Depremde yakınlarını kaybedenler ile taraf avukatlarının katıldığı duruşmada, ilk olarak sanıklara söz verildi. Müteahhit Hikmet Günsay, savunmasında, binadaki görev ve sorumluluklarını yönetmeliklere uygun ve eksiksiz şekilde yerine getirdiğini, herhangi bir kusurunun bulunmadığını ileri sürdü.

İnşaatın tüm denetimlerden geçtiğini, şantiye şefi ve yapı denetim elemanları tarafından kontrol edildiğini belirten Günsay, "Binanın inşası sırasında Hatay Çevre ve Şehircilik Müdürlüğü tarafından denetim yapılmış, herhangi bir kusur bulunmamıştır. Aksi durumda inşaata izin verilmezdi" dedi.
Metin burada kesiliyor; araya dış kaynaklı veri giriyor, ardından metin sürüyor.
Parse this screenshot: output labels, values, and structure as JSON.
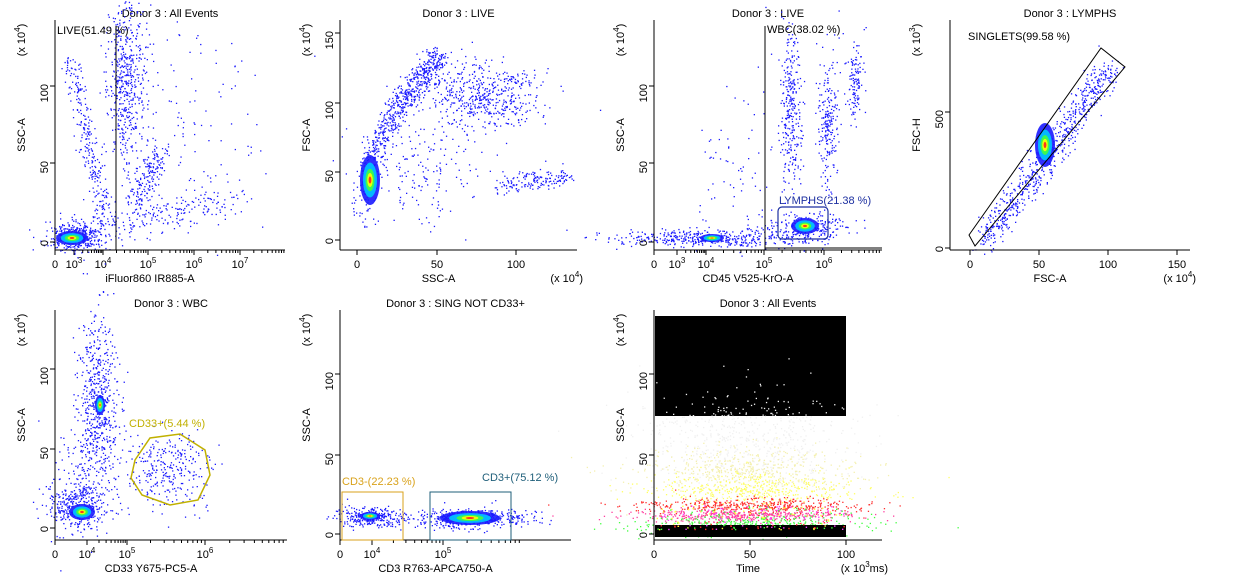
{
  "chart_data": [
    {
      "type": "scatter",
      "title": "Donor 3 : All Events",
      "xlabel": "iFluor860 IR885-A",
      "ylabel": "SSC-A",
      "y_multiplier": [
        "(x 10",
        "4",
        ")"
      ],
      "x_scale": "log",
      "x_ticks": [
        [
          "0",
          ""
        ],
        [
          "10",
          "3"
        ],
        [
          "10",
          "4"
        ],
        [
          "10",
          "5"
        ],
        [
          "10",
          "6"
        ],
        [
          "10",
          "7"
        ]
      ],
      "y_ticks": [
        "0",
        "50",
        "100"
      ],
      "gates": [
        {
          "label": "LIVE(51.49 %)",
          "color": "#000000"
        }
      ],
      "populations": [
        "near-origin cluster",
        "vertical high-SSC column",
        "diagonal arm"
      ]
    },
    {
      "type": "scatter",
      "title": "Donor 3 : LIVE",
      "xlabel": "SSC-A",
      "ylabel": "FSC-A",
      "x_multiplier": [
        "(x 10",
        "4",
        ")"
      ],
      "y_multiplier": [
        "(x 10",
        "4",
        ")"
      ],
      "x_ticks": [
        "0",
        "50",
        "100"
      ],
      "y_ticks": [
        "0",
        "50",
        "100",
        "150"
      ],
      "populations": [
        "curved main population",
        "plateau cluster",
        "secondary tail"
      ]
    },
    {
      "type": "scatter",
      "title": "Donor 3 : LIVE",
      "xlabel": "CD45 V525-KrO-A",
      "ylabel": "SSC-A",
      "y_multiplier": [
        "(x 10",
        "4",
        ")"
      ],
      "x_scale": "log",
      "x_ticks": [
        [
          "0",
          ""
        ],
        [
          "10",
          "3"
        ],
        [
          "10",
          "4"
        ],
        [
          "10",
          "5"
        ],
        [
          "10",
          "6"
        ]
      ],
      "y_ticks": [
        "0",
        "50",
        "100"
      ],
      "gates": [
        {
          "label": "WBC(38.02 %)",
          "color": "#000000"
        },
        {
          "label": "LYMPHS(21.38 %)",
          "color": "#1c2fa0"
        }
      ]
    },
    {
      "type": "scatter",
      "title": "Donor 3 : LYMPHS",
      "xlabel": "FSC-A",
      "ylabel": "FSC-H",
      "x_multiplier": [
        "(x 10",
        "4",
        ")"
      ],
      "y_multiplier": [
        "(x 10",
        "3",
        ")"
      ],
      "x_ticks": [
        "0",
        "50",
        "100",
        "150"
      ],
      "y_ticks": [
        "0",
        "500"
      ],
      "gates": [
        {
          "label": "SINGLETS(99.58 %)",
          "color": "#000000"
        }
      ]
    },
    {
      "type": "scatter",
      "title": "Donor 3 : WBC",
      "xlabel": "CD33 Y675-PC5-A",
      "ylabel": "SSC-A",
      "y_multiplier": [
        "(x 10",
        "4",
        ")"
      ],
      "x_scale": "log",
      "x_ticks": [
        [
          "0",
          ""
        ],
        [
          "10",
          "4"
        ],
        [
          "10",
          "5"
        ],
        [
          "10",
          "6"
        ]
      ],
      "y_ticks": [
        "0",
        "50",
        "100"
      ],
      "gates": [
        {
          "label": "CD33+(5.44 %)",
          "color": "#c0b000"
        }
      ]
    },
    {
      "type": "scatter",
      "title": "Donor 3 : SING NOT CD33+",
      "xlabel": "CD3 R763-APCA750-A",
      "ylabel": "SSC-A",
      "y_multiplier": [
        "(x 10",
        "4",
        ")"
      ],
      "x_scale": "log",
      "x_ticks": [
        [
          "0",
          ""
        ],
        [
          "10",
          "4"
        ],
        [
          "10",
          "5"
        ]
      ],
      "y_ticks": [
        "0",
        "50",
        "100"
      ],
      "gates": [
        {
          "label": "CD3-(22.23 %)",
          "color": "#d9a21b"
        },
        {
          "label": "CD3+(75.12 %)",
          "color": "#1f5f7a"
        }
      ]
    },
    {
      "type": "scatter",
      "title": "Donor 3 : All Events",
      "xlabel": "Time",
      "ylabel": "SSC-A",
      "x_multiplier": [
        "(x 10",
        "3",
        "ms)"
      ],
      "y_multiplier": [
        "(x 10",
        "4",
        ")"
      ],
      "x_ticks": [
        "0",
        "50",
        "100"
      ],
      "y_ticks": [
        "0",
        "50",
        "100"
      ]
    }
  ]
}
Bilirkişi raporunun hatalı ve özensiz hazırlandığını öne süren Günsay, yöneltilen suçlamaları reddederek, beraatini talep etti. Sanık Günsay, kendisine yöneltilen sorular üzerine, "Bina yapımında müşteriler de şahittir; çok özenli ve kaliteli malzeme kullandım. Beton ve demirde yetersizlik olduğu yönündeki iddialara katılmıyorum" diye konuştu.
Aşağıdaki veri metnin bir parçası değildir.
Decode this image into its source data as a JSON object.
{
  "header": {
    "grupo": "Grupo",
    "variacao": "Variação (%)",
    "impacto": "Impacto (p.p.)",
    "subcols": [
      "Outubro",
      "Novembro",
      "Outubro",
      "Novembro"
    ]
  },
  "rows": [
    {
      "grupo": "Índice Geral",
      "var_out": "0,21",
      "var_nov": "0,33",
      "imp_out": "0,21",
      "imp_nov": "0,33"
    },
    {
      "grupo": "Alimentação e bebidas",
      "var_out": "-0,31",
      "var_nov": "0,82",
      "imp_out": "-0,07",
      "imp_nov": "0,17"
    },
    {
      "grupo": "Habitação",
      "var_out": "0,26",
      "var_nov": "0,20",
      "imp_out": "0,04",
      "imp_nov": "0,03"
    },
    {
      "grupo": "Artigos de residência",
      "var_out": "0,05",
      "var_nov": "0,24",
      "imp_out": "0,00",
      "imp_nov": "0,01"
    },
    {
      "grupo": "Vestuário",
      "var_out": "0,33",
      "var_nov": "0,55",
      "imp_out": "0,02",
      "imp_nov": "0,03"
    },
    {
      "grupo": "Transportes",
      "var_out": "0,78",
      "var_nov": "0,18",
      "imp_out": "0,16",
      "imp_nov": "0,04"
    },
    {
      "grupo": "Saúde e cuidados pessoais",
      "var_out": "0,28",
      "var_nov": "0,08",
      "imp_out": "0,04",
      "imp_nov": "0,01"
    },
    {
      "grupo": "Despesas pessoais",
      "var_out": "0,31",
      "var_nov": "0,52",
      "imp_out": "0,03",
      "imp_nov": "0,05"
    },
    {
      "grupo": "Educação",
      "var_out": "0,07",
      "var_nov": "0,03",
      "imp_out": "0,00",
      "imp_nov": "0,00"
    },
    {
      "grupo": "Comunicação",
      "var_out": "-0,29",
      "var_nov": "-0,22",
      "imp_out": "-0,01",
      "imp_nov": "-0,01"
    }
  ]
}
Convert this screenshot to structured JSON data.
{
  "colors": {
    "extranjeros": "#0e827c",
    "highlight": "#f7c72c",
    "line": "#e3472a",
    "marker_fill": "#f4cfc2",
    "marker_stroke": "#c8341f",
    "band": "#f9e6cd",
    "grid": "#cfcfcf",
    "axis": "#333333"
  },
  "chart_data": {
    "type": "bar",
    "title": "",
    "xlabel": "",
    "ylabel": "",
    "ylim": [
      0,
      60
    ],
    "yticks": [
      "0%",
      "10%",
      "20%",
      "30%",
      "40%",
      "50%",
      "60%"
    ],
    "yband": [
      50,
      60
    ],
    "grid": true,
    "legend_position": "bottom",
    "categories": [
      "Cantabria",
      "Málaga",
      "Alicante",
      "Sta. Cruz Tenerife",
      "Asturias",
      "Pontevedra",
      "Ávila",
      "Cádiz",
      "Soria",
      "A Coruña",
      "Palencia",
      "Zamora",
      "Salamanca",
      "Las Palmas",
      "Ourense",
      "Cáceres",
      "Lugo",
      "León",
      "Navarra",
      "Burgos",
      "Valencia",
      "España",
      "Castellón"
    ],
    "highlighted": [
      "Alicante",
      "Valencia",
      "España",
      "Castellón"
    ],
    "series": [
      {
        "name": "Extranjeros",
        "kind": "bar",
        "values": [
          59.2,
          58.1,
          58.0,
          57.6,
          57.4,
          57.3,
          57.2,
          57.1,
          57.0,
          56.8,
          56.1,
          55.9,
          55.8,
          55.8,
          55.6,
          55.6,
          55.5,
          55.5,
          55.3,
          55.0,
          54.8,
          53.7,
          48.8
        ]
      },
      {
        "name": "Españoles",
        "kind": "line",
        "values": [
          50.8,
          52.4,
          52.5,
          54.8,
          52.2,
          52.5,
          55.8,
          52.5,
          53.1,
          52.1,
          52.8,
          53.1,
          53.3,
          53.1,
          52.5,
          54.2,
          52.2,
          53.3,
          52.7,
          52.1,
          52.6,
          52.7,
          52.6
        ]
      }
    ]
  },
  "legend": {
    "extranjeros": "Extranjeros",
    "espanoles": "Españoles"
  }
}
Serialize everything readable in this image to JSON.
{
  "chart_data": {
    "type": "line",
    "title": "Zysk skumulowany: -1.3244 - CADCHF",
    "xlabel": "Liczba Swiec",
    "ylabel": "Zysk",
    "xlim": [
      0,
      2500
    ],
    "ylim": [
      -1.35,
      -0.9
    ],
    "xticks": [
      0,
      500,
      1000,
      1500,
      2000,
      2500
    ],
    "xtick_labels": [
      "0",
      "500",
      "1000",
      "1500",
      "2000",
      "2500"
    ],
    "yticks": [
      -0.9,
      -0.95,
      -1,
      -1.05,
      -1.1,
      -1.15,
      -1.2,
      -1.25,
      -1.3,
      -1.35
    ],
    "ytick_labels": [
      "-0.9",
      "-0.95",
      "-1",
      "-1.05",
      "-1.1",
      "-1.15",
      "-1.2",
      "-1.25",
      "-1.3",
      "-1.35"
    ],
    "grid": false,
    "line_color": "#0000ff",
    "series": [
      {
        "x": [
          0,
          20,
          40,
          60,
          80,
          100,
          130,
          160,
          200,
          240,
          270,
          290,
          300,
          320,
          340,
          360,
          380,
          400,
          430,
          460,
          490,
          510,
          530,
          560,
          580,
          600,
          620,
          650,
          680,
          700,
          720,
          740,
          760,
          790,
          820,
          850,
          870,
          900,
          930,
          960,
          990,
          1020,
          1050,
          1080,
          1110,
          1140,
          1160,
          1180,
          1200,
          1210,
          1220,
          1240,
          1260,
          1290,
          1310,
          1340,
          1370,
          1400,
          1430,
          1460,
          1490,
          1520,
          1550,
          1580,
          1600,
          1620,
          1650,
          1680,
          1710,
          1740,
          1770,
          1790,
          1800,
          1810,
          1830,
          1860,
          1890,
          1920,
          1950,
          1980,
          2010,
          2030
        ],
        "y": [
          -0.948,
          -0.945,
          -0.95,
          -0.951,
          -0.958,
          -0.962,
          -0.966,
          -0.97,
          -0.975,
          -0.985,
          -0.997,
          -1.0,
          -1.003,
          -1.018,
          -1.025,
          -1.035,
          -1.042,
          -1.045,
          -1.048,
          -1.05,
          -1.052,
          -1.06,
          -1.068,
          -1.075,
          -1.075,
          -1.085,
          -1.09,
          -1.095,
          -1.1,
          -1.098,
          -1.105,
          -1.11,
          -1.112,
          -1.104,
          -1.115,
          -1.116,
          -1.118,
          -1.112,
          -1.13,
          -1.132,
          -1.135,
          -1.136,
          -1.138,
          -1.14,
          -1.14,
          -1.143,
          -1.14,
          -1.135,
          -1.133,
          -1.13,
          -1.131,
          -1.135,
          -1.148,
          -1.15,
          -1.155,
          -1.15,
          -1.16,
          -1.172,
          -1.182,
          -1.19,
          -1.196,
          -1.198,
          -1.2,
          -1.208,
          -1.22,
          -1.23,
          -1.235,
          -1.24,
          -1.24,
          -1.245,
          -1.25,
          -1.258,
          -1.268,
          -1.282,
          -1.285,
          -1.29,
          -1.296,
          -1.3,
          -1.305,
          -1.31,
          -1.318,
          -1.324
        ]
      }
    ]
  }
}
"SORUMLULUĞUMU YERİNE GETİRDİM"

Duruşmada savunma yapan statik proje müellifi Ayhan Girişken, inşaat mühendisliği mezunu olduğunu ve bugüne kadar birçok binada statik proje ve müteahhitlik yaptığını belirtti. Yaptığı binalarda herhangi bir yıkım yaşanmadığını iddia eden Girişken, Hatay'ın 1. derece deprem bölgesinde yer aldığını ve 6 Şubat depremlerinde ölçülen ivme değerlerinin yönetmeliklerde öngörülenin çok üzerinde olduğunu savundu.

Girişken, sorumluluğunun yalnızca statik tasarım aşamasıyla sınırlı olduğunu belirterek, "Zemin özellikleri ve parametrelerini AFAD'ın ivme değerine göre alır, mimari projeye uygun şekilde statik projeyi hazırlar ve gerekli kurumlardan onay alırız. Ben de bu süreci tamamladım ve onay aldım ve sorumluluğumu yerine getirdim" dedi. Yöneltilen suçlamaları kabul etmeyen Girişken, beraatini talep etti.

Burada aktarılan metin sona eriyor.